Tuesday, July 25, 2006

Book Review: No Fluff, Just Stuff

No Fluff, Just Stuff 2006 Anthology


Publisher: Pragmatic Bookshelf

This book is every bit its title: Concise, targeted chapters getting right to the gist of a topic.  Furthermore, the chapters are written by some of the sharpest folks in the software industry -- they know a thing or three and are great authors who've written clear, understandable pieces.  The book is based on the No Fluff, Just Stuff Symposium series (ww.nofluffjuststuff.com) in which the authors travel around North America giving intense multi-day seminars.

The book's first chapter, "Real World Web Services" by Scott Davis, sets the tone for the rest of the book: a nice walkthrough of Service-Oriented Architeture, cutting through all the hype surrounding SOA and doing a great job of explaining it in five short paragraphs.  Davis moves on to more detail on web services, walking the reader through SOAP, REST, and JSON.

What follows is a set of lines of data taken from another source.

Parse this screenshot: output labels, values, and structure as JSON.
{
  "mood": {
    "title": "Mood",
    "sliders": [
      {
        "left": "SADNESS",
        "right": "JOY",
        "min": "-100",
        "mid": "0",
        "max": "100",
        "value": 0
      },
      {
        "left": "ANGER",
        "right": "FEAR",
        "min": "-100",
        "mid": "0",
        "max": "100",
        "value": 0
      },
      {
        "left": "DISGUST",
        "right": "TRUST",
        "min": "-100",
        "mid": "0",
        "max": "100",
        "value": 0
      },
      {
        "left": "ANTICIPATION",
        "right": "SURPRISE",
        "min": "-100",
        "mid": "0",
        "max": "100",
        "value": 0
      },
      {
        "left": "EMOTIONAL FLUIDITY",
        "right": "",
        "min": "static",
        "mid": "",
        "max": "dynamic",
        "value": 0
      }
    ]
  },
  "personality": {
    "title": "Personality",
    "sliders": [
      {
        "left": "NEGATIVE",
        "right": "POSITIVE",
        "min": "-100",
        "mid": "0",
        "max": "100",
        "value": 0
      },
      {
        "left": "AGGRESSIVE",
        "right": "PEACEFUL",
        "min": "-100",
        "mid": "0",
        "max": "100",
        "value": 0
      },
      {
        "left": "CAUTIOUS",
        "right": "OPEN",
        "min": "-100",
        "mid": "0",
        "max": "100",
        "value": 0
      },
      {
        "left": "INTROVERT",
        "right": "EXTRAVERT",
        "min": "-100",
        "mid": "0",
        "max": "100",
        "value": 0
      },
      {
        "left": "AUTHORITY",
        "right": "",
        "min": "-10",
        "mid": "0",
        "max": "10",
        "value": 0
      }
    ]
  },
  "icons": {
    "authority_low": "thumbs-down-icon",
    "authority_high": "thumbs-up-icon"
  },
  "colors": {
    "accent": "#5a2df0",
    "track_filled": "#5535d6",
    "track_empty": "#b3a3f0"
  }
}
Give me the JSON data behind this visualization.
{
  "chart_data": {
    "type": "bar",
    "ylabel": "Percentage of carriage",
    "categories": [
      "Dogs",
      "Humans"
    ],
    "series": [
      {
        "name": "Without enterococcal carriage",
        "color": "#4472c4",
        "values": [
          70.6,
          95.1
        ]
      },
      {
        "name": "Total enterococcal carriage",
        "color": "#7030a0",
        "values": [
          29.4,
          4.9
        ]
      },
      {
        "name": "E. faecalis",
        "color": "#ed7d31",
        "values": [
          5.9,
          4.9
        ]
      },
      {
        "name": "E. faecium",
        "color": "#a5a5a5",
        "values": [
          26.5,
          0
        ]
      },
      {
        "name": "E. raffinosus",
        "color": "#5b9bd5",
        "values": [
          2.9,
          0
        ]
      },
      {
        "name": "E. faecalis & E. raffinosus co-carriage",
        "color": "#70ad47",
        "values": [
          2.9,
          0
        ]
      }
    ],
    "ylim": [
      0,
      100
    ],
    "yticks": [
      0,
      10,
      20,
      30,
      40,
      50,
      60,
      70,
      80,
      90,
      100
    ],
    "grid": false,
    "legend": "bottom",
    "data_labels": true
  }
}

The other chapters follow the same line with clear background and focused discussion on the most important parts of the topic.  You can read about instrumenting software, using code coverage, or even dealing with CSS from a developer's perspective.  Much of the book's code is Java-centric, but the concepts are important and similar across platforms, so any developer (even a .NET geek like me) can get a lot out of the book.

Additionally, the book's not solely focused on pure code.  Several chapters highlight process or methodology topics, like Jared Richardson's "The Cornerstone of a Great Shop" which discusses build processes, or Venkat Subramaniam's "From Fragility to Agility: Methodologies and Practices" which hits the main points of rolling into agile development.

This book is a terrific read.  It's concise, it's detailed, it's well-written.  Definitely a keeper for my bookshelf.